Women and girls from the FGM practising communities have the same right of access to National Health services as everyone other resident in the United Kingdom, these women must be treated sympathetically.

Currently there are several specialist clinics in the United Kingdom, however in today's society it is becoming increasingly more likely that women will not live close to a specialised centre.

The proceeding tabs aim to provide advice and guidance on what to do should you come into contact with a woman who has undergone FGM.
Identification of the woman at risk of FGM

It is essential to identify women who have undergone FGM at the booking visit. The antenatal period may be the first contact that she and her partner will have with the health care system and she may feel quite unsure and frightened about what to expect.



Who is at risk?

Patients attending UCH with a past history of FGM are most commonly from Somalia and Sudan. In Somalia 95% of women will have FGM and the majority will have had the most extensive Type III FGM. All women from these countries must be asked about FGM.

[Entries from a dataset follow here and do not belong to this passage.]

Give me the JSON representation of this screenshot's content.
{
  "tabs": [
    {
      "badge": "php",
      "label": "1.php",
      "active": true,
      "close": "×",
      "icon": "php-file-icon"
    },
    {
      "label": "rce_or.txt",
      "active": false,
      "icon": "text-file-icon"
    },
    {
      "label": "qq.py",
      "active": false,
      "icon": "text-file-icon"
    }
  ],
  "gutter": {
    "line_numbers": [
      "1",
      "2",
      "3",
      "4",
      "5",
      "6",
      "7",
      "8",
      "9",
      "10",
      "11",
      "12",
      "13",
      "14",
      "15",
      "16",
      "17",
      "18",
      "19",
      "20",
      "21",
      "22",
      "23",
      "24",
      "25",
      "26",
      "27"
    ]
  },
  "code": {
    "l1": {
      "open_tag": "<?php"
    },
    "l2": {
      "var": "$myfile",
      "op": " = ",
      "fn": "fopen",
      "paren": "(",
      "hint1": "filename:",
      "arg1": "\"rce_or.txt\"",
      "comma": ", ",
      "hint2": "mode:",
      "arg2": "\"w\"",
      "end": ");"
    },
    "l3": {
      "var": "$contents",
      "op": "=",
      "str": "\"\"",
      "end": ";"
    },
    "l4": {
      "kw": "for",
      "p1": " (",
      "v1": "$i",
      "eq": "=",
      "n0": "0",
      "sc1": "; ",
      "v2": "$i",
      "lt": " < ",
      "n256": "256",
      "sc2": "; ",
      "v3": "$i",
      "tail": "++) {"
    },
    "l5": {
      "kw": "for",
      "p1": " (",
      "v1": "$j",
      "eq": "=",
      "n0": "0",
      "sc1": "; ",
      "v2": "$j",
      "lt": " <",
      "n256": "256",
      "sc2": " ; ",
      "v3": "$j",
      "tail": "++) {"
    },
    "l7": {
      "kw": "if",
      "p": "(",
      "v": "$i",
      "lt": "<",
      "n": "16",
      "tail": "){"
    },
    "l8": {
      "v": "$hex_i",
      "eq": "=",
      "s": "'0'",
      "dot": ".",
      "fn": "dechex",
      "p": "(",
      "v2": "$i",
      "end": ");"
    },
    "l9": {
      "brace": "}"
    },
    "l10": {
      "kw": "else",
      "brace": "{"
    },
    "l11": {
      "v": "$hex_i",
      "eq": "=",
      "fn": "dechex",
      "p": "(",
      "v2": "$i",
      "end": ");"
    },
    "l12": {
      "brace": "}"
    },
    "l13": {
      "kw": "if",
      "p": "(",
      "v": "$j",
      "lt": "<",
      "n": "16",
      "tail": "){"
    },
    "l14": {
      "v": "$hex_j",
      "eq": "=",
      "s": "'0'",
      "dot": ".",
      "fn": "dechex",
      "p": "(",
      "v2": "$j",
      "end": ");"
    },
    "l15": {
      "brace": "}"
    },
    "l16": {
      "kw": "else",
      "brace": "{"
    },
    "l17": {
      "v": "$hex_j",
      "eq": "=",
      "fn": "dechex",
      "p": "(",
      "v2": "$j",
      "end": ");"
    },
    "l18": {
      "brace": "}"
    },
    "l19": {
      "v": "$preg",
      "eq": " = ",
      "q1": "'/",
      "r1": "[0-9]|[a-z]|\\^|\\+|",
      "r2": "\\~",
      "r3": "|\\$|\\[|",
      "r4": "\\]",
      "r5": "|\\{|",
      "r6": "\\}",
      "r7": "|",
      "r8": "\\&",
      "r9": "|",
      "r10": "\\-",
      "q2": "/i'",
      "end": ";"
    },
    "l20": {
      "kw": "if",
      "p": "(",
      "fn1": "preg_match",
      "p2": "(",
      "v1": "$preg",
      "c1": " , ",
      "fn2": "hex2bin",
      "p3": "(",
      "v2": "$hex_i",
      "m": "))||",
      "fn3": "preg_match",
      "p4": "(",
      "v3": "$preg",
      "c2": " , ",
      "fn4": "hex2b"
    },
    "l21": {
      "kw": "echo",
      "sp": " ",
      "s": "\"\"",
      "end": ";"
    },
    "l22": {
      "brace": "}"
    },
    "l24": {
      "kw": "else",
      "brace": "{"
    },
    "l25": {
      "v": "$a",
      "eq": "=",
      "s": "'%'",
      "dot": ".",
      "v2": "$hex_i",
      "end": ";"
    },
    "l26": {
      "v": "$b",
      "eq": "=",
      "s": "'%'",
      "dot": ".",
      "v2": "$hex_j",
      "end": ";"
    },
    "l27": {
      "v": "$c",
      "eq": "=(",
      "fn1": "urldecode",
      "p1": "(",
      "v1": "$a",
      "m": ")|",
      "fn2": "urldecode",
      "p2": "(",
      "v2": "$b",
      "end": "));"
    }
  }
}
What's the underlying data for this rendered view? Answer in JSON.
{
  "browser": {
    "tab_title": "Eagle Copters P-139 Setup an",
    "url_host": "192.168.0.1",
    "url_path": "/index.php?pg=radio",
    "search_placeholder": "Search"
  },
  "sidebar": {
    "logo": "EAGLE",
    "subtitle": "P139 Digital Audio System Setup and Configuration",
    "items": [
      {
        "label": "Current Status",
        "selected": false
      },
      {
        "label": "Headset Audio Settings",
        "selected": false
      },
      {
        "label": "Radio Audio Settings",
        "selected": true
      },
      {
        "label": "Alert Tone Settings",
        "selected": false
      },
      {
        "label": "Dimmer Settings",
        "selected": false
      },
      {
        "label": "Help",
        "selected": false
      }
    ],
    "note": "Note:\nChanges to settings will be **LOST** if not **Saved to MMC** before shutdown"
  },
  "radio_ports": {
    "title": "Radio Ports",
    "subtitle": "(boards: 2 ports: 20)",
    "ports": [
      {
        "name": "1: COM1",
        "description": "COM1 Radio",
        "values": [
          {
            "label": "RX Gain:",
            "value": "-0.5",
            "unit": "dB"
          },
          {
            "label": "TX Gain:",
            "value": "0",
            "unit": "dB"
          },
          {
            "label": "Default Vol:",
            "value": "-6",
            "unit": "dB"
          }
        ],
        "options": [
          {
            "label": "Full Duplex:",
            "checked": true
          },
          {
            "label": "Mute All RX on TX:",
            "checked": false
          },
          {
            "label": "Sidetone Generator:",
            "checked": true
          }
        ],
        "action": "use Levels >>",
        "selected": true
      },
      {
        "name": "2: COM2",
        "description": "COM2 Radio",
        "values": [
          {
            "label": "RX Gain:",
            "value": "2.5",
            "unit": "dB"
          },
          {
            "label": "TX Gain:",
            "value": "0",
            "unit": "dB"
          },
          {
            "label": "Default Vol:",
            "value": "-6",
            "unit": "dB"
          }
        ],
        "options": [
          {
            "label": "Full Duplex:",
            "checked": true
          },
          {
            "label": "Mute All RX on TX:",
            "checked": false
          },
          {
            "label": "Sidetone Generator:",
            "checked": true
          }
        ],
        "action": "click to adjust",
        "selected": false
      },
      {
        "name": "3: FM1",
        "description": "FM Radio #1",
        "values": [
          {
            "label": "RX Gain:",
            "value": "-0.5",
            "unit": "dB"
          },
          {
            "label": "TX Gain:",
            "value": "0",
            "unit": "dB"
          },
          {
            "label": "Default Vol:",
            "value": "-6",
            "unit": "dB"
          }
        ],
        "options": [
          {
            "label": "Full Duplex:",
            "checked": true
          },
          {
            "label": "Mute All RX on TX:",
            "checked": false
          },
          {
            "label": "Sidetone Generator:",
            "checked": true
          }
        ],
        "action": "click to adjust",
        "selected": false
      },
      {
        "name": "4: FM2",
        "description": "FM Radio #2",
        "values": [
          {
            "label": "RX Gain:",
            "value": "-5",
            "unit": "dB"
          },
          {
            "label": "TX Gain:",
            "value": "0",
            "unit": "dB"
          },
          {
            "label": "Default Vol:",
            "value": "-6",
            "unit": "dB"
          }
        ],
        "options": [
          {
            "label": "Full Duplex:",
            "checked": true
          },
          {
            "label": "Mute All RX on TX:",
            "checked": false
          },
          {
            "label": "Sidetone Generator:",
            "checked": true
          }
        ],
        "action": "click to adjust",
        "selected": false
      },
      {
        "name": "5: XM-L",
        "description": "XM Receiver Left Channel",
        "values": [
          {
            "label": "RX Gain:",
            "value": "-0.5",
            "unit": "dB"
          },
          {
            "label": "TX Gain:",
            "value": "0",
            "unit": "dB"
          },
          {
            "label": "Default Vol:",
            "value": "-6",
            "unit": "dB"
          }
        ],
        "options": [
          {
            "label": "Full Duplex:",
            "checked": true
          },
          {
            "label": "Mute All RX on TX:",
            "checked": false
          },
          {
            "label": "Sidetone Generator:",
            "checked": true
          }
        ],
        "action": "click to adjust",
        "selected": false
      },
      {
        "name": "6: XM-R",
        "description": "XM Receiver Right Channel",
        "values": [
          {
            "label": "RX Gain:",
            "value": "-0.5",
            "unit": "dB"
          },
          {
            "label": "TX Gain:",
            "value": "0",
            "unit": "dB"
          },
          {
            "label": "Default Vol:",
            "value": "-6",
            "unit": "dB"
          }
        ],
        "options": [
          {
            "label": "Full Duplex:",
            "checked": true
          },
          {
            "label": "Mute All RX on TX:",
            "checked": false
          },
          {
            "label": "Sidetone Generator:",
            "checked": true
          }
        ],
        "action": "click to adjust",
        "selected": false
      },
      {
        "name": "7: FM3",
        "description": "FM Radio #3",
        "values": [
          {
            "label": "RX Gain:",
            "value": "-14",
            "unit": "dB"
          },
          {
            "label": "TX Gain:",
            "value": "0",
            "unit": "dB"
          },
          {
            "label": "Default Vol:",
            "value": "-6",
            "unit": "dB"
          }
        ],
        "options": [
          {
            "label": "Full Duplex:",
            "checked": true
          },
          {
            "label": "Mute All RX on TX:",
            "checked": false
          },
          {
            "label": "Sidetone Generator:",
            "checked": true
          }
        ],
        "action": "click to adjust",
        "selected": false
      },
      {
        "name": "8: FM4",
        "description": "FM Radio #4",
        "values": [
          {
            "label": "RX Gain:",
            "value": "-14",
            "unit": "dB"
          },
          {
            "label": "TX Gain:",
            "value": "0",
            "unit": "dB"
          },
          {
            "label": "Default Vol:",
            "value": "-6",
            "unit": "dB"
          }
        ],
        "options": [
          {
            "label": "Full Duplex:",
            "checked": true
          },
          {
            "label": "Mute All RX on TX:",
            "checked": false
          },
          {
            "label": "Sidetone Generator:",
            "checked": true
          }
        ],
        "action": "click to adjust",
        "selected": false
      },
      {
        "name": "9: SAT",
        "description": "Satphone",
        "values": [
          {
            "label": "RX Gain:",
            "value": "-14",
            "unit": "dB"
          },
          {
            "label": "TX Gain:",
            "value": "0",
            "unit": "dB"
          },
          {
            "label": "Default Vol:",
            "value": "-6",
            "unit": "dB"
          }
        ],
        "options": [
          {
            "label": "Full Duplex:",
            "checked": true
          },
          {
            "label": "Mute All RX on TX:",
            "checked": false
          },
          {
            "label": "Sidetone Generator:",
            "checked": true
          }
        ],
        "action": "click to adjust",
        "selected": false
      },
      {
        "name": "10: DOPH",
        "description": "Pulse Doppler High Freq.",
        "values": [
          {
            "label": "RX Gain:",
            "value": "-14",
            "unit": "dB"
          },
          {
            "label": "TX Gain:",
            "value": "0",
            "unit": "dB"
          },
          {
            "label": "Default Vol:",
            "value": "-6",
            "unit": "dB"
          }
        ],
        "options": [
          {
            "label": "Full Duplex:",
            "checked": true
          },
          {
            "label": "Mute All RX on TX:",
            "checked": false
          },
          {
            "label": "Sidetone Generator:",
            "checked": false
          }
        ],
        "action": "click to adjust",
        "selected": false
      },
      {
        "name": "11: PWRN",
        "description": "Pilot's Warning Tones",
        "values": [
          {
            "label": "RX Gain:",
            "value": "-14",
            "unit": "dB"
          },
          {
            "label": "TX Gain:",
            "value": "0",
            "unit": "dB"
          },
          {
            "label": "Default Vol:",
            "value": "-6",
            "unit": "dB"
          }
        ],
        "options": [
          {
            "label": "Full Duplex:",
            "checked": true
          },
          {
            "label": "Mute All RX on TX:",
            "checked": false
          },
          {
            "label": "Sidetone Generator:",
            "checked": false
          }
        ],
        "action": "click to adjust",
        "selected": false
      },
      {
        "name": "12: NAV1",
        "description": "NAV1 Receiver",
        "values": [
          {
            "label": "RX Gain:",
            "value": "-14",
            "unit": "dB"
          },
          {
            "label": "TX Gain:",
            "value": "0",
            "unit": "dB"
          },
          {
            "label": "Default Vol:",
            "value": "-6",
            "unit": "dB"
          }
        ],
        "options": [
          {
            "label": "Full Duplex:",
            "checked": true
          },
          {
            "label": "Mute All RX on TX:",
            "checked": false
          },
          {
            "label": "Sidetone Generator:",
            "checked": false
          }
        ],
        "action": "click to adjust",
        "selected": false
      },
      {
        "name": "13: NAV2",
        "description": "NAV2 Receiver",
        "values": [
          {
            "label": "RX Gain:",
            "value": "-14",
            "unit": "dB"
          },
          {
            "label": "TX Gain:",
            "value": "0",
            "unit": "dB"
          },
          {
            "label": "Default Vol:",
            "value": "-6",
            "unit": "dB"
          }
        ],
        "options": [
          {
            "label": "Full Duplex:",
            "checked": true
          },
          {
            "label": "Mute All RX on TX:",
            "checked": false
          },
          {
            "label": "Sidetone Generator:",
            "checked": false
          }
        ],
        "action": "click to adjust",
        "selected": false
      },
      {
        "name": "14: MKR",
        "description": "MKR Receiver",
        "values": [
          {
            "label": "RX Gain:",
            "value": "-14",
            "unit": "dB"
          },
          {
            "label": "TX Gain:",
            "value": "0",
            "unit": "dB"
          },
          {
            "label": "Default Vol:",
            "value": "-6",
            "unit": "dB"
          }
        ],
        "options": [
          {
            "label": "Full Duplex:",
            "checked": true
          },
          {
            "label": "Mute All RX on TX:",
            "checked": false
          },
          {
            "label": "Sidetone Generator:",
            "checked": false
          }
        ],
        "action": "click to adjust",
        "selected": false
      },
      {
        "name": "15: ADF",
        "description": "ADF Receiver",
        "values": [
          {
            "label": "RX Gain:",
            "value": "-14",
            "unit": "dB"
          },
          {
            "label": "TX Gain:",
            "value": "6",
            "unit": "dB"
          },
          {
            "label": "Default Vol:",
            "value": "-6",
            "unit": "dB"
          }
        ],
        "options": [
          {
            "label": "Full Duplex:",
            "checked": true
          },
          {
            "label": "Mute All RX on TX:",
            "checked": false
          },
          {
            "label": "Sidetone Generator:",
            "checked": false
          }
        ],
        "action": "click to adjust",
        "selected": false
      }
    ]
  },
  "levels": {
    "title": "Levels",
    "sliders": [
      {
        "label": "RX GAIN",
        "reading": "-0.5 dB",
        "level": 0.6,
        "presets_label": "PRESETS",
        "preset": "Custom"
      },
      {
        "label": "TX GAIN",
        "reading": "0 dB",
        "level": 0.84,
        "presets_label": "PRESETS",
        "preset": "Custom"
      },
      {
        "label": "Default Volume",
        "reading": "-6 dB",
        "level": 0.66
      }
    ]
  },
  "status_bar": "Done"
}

The other countries of origin with high rates of FGM and who are likely to come to the UK include Eritrea, Gambia, Ghana, Kenya, Nigeria, Sierra Leone and Yemen. Rates of FGM in these countries are variable and many will have a Type I or II FGM which may not cause obstetric complications.



How to ask?

Women may not volunteer this information and the booking midwife will need to ask sensitively. A trained interpreter may be necessary. Women will not understand the terminology female genital mutilation although may use the word circumcision. Other ways of phrasing this difficult question include asking if the women is “cut” or “closed” or “open”.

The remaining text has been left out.